Penser autrement les trajectoires territoriales

Il serait irréaliste de croire que les circuits courts pourraient, à eux seuls, renverser l’architecture économique des territoires. Ils ne remplaceront pas demain les piliers industriels, logistiques ou touristiques qui structurent le PIB régional. Mais ils offrent une autre échelle de pensée, une autre temporalité, et une autre forme de valeur.

En articulant économie vivrière, autonomie locale et solidarité entre producteurs et consommateurs, les circuits courts ne cherchent pas tant à concurrencer les filières dominantes qu’à rouvrir des marges de manœuvre. Pour les territoires en quête de résilience, de cohésion sociale ou de diversification, ils peuvent devenir un complément stratégique, à condition d’être pensés comme tels, et non comme un folklore ou un supplément d’âme. C’est précisément dans cet interstice que peuvent se loger les politiques publiques les plus audacieuses, celles qui articulent les logiques de développement économique avec celles de la transition écologique, sociale et territoriale.

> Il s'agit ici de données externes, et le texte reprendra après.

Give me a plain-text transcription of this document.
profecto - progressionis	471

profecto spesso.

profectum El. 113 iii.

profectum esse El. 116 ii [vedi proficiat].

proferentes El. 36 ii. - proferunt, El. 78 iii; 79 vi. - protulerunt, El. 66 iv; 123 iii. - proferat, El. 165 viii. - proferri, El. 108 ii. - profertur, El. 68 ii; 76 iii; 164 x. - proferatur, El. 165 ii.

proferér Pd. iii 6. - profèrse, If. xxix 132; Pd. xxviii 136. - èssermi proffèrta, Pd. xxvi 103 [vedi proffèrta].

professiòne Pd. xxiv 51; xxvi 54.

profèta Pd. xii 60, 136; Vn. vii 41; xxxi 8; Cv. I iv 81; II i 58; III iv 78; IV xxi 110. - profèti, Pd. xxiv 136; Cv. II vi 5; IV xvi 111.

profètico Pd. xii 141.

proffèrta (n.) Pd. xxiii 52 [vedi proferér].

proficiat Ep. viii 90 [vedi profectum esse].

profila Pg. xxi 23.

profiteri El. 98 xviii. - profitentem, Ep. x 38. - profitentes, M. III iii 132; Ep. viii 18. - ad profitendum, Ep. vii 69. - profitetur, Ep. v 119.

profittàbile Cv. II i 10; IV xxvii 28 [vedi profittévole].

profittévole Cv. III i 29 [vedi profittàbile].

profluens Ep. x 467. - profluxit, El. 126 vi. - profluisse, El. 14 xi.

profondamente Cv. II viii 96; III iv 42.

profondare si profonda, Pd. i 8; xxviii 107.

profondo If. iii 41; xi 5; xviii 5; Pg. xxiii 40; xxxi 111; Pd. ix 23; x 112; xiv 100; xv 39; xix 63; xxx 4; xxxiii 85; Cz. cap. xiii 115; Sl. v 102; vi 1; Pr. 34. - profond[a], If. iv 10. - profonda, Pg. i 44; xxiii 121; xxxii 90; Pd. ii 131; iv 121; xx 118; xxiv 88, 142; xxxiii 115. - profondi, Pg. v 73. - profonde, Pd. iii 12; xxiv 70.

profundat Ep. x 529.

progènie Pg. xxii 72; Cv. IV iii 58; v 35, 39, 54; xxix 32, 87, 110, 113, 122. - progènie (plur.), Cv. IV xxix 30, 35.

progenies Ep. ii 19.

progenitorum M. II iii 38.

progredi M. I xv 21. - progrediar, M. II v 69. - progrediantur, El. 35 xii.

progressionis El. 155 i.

L’exemple de la région de Liège, en Belgique, illustre la force de cette bascule. Dans un contexte similaire de faible autonomie alimentaire et de dépendance aux importations, la région wallonne a lancé, dès 2012, le projet « Ceinture alimentaire liégeoise ». Ce projet a fédéré collectivités locales, coopératives, producteurs, chercheurs et citoyens autour d’un objectif simple : relocaliser 50 % de l’alimentation consommée à Liège en quelques années. En dix ans, la dynamique a permis de structurer plus de vingt filières locales (pain, légumes, fruits, produits laitiers, viande, bière, légumineuses…), de créer des dizaines d’emplois, de relancer des fermes en périphérie urbaine et de favoriser des plateformes logistiques à taille humaine. Ce n’est pas tant la vitesse du changement que sa cohérence systémique qui frappe : tout a été pensé à l’échelle du territoire, dans une logique d’écosystème intégré.

Ce précédent montre que même des territoires contraints, dépendants, ou peu dotés en foncier agricole peuvent transformer en profondeur leur relation à l’alimentation, à condition de construire une stratégie partagée, de longue durée, entre acteurs publics, producteurs et société civile. Le Béarn, les Landes et le Pays basque ne manquent ni d’atouts ni d’initiatives. Ce qui reste à consolider, c’est la capacité collective à faire des circuits courts non plus des marges discrètes ou des utopies rurales, mais une composante centrale d’une nouvelle intelligence territoriale.